D’Antoni could go to Denver, get away from Kobe, Pau and most importantly, Jimmy Buss. He could let Ty Lawson and Wilson Chandler run free. He’d have board crashing bigs in McGee and Faried and Gallinari, who enjoyed his best season under D’Antoni’s tutelage in New York. The Nuggets played an up-tempo high possession game under Karl just last season, so they’d transition to the system easily. Add a shooter or two and it’s a perfect fit.
Shaw could return to LA where he cut his teeth as an assistant and enjoyed success as a player. He knows the mercurial Bryant well and his slow down offense would be better suited to the skills of Gasol and the rest of the current Lakers squad. Nash could focus on being an outside shooter, something he has quietly been elite at for years, and Kobe could do what Kobe does best: run the Triangle and dominate the ball. And when these aged veterans are ready to retire or move on (LA has 60 million coming off the books next off-season, before it resigns Bryant), Shaw is young enough to give the franchise continuity. Again it’s a perfect fit.

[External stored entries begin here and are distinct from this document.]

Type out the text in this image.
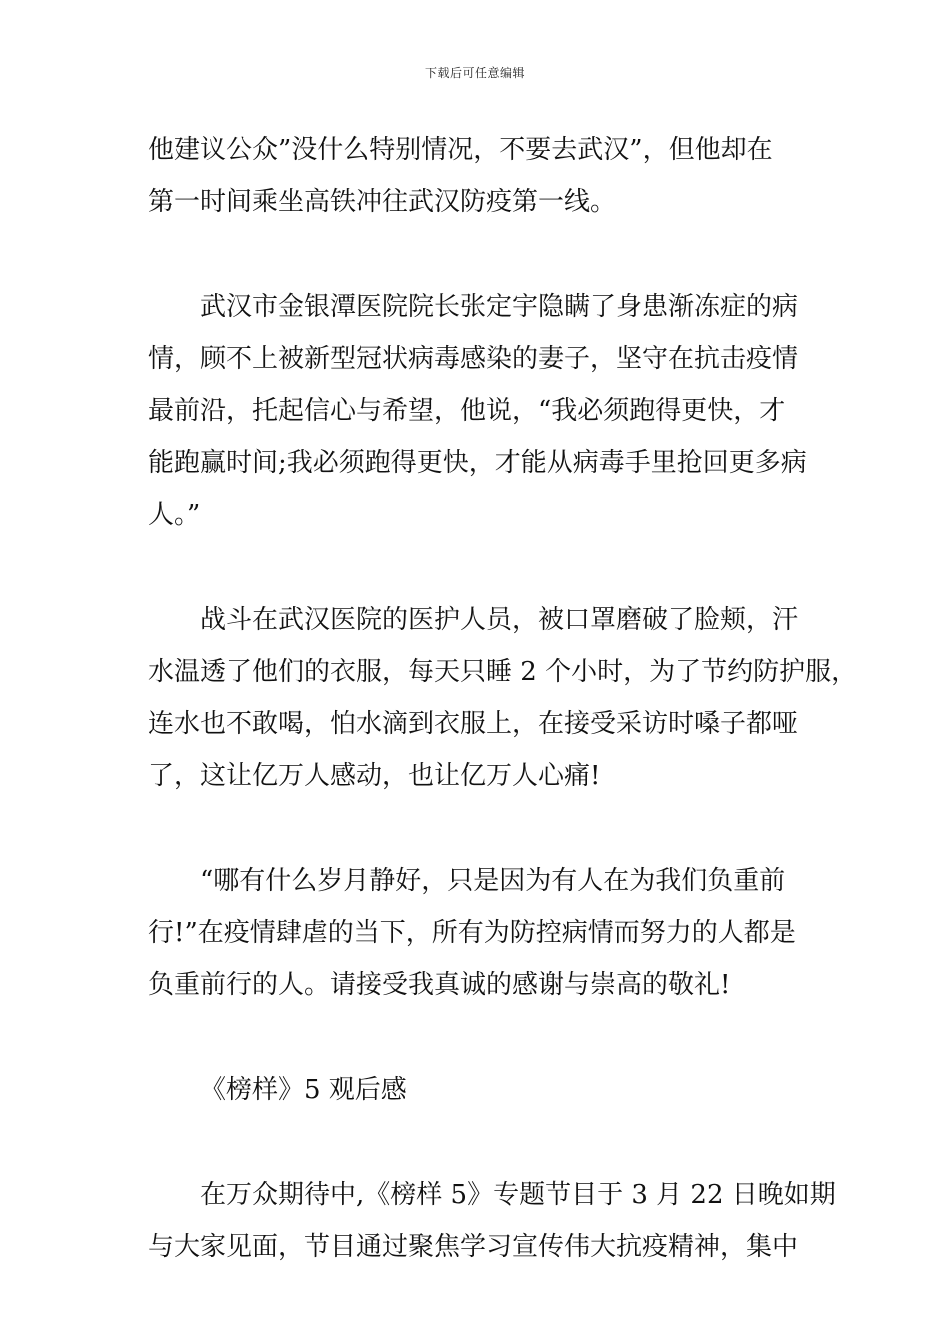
下载后可任意编辑

他建议公众”没什么特别情况，不要去武汉”，但他却在
第一时间乘坐高铁冲往武汉防疫第一线。

武汉市金银潭医院院长张定宇隐瞒了身患渐冻症的病
情，顾不上被新型冠状病毒感染的妻子，坚守在抗击疫情
最前沿，托起信心与希望，他说，“我必须跑得更快，才
能跑赢时间;我必须跑得更快，才能从病毒手里抢回更多病
人。”

战斗在武汉医院的医护人员，被口罩磨破了脸颊，汗
水温透了他们的衣服，每天只睡 2 个小时，为了节约防护服，
连水也不敢喝，怕水滴到衣服上，在接受采访时嗓子都哑
了，这让亿万人感动，也让亿万人心痛!

“哪有什么岁月静好，只是因为有人在为我们负重前
行!”在疫情肆虐的当下，所有为防控病情而努力的人都是
负重前行的人。请接受我真诚的感谢与崇高的敬礼!

《榜样》5 观后感

在万众期待中,《榜样 5》专题节目于 3 月 22 日晚如期
与大家见面，节目通过聚焦学习宣传伟大抗疫精神，集中
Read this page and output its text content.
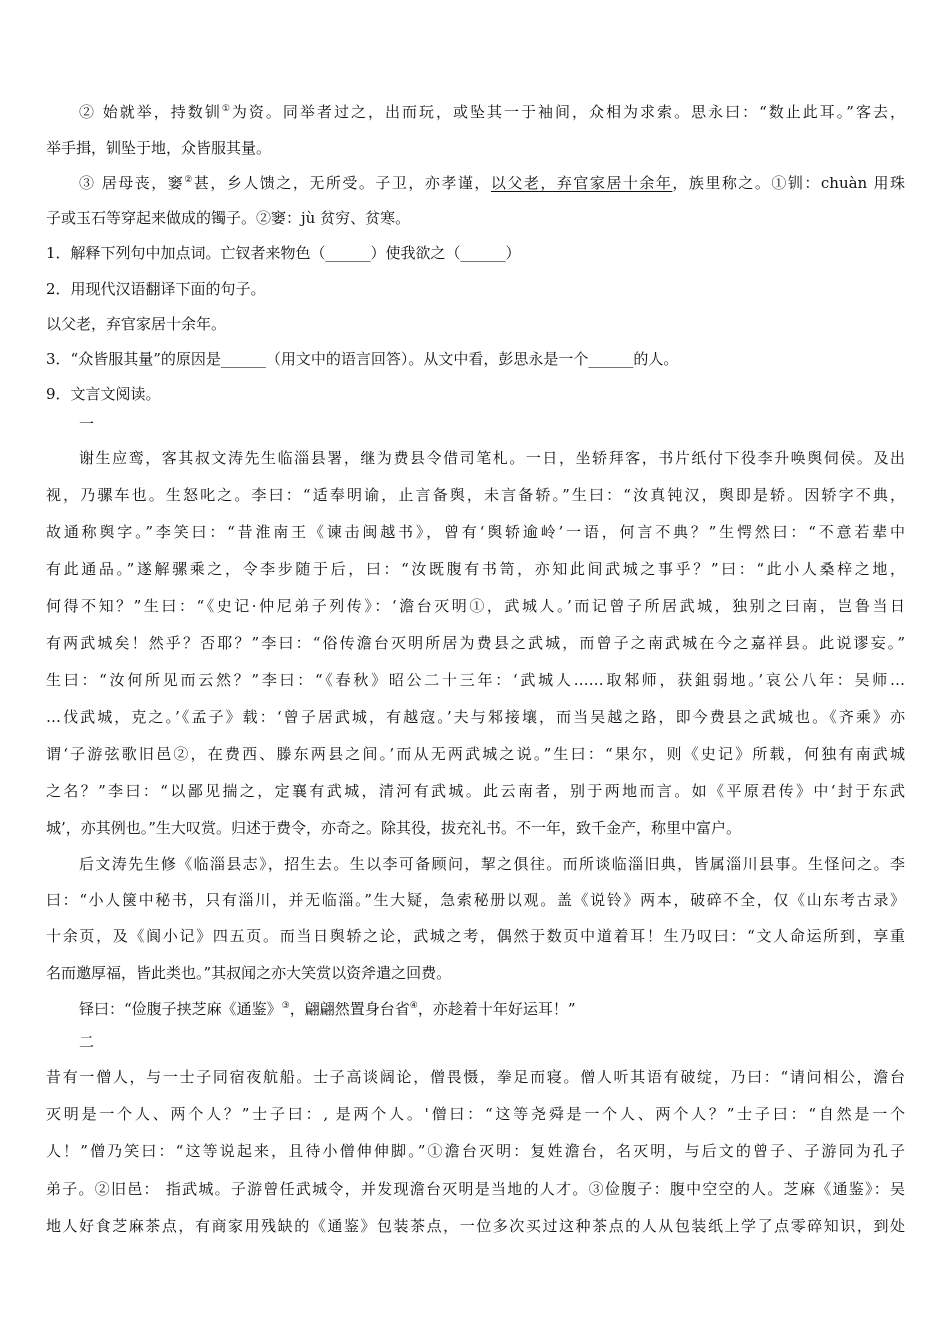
② 始就举，持数钏①为资。同举者过之，出而玩，或坠其一于袖间，众相为求索。思永曰：“数止此耳。”客去，
举手揖，钏坠于地，众皆服其量。
③ 居母丧，窭②甚，乡人馈之，无所受。子卫，亦孝谨，以父老，弃官家居十余年，族里称之。①钏：chuàn 用珠
子或玉石等穿起来做成的镯子。②窭：jù 贫穷、贫寒。
1．解释下列句中加点词。亡钗者来物色（______）使我欲之（______）
2．用现代汉语翻译下面的句子。
以父老，弃官家居十余年。
3．“众皆服其量”的原因是______（用文中的语言回答）。从文中看，彭思永是一个______的人。
9．文言文阅读。
一
谢生应鸾，客其叔文涛先生临淄县署，继为费县令借司笔札。一日，坐轿拜客，书片纸付下役李升唤舆伺侯。及出
视，乃骡车也。生怒叱之。李曰：“适奉明谕，止言备舆，未言备轿。”生曰：“汝真钝汉，舆即是轿。因轿字不典，
故通称舆字。”李笑曰：“昔淮南王《谏击闽越书》，曾有‘舆轿逾岭’一语，何言不典？”生愕然曰：“不意若辈中
有此通品。”遂解骡乘之，令李步随于后，曰：“汝既腹有书笥，亦知此间武城之事乎？”曰：“此小人桑梓之地，
何得不知？”生曰：“《史记·仲尼弟子列传》：‘澹台灭明①，武城人。’而记曾子所居武城，独别之曰南，岂鲁当日
有两武城矣！然乎？否耶？”李曰：“俗传澹台灭明所居为费县之武城，而曾子之南武城在今之嘉祥县。此说谬妄。”
生曰：“汝何所见而云然？”李曰：“《春秋》昭公二十三年：‘武城人……取邾师，获鉏弱地。’哀公八年：吴师…
…伐武城，克之。’《孟子》载：‘曾子居武城，有越寇。’夫与邾接壤，而当吴越之路，即今费县之武城也。《齐乘》亦
谓‘子游弦歌旧邑②，在费西、滕东两县之间。’而从无两武城之说。”生曰：“果尔，则《史记》所载，何独有南武城
之名？”李曰：“以鄙见揣之，定襄有武城，清河有武城。此云南者，别于两地而言。如《平原君传》中‘封于东武
城’，亦其例也。”生大叹赏。归述于费令，亦奇之。除其役，拔充礼书。不一年，致千金产，称里中富户。
后文涛先生修《临淄县志》，招生去。生以李可备顾问，挈之俱往。而所谈临淄旧典，皆属淄川县事。生怪问之。李
曰：“小人箧中秘书，只有淄川，并无临淄。”生大疑，急索秘册以观。盖《说铃》两本，破碎不全，仅《山东考古录》
十余页，及《阆小记》四五页。而当日舆轿之论，武城之考，偶然于数页中道着耳！生乃叹曰：“文人命运所到，享重
名而邀厚福，皆此类也。”其叔闻之亦大笑赏以资斧遣之回费。
铎曰：“俭腹子挟芝麻《通鉴》③，翩翩然置身台省④，亦趁着十年好运耳！”
二
昔有一僧人，与一士子同宿夜航船。士子高谈阔论，僧畏慑，拳足而寝。僧人听其语有破绽，乃曰：“请问相公，澹台
灭明是一个人、两个人？”士子曰：, 是两个人。'僧曰：“这等尧舜是一个人、两个人？”士子曰：“自然是一个
人！”僧乃笑曰：“这等说起来，且待小僧伸伸脚。”①澹台灭明：复姓澹台，名灭明，与后文的曾子、子游同为孔子
弟子。②旧邑： 指武城。子游曾任武城令，并发现澹台灭明是当地的人才。③俭腹子：腹中空空的人。芝麻《通鉴》：吴
地人好食芝麻茶点，有商家用残缺的《通鉴》包装茶点，一位多次买过这种茶点的人从包装纸上学了点零碎知识，到处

Sadly if these two franchises stick with their current rosters, it looks like there’s a lot of tough sledding ahead. The Superstar that looks like he might be becoming a Re-Tread and the Golden Boy that would be better as a Hometown Hero; a perfect swap. For now, however, an idea this radical might be one evolution too many.
I need to to thank you for this good read!! I certainly loved every bit of it.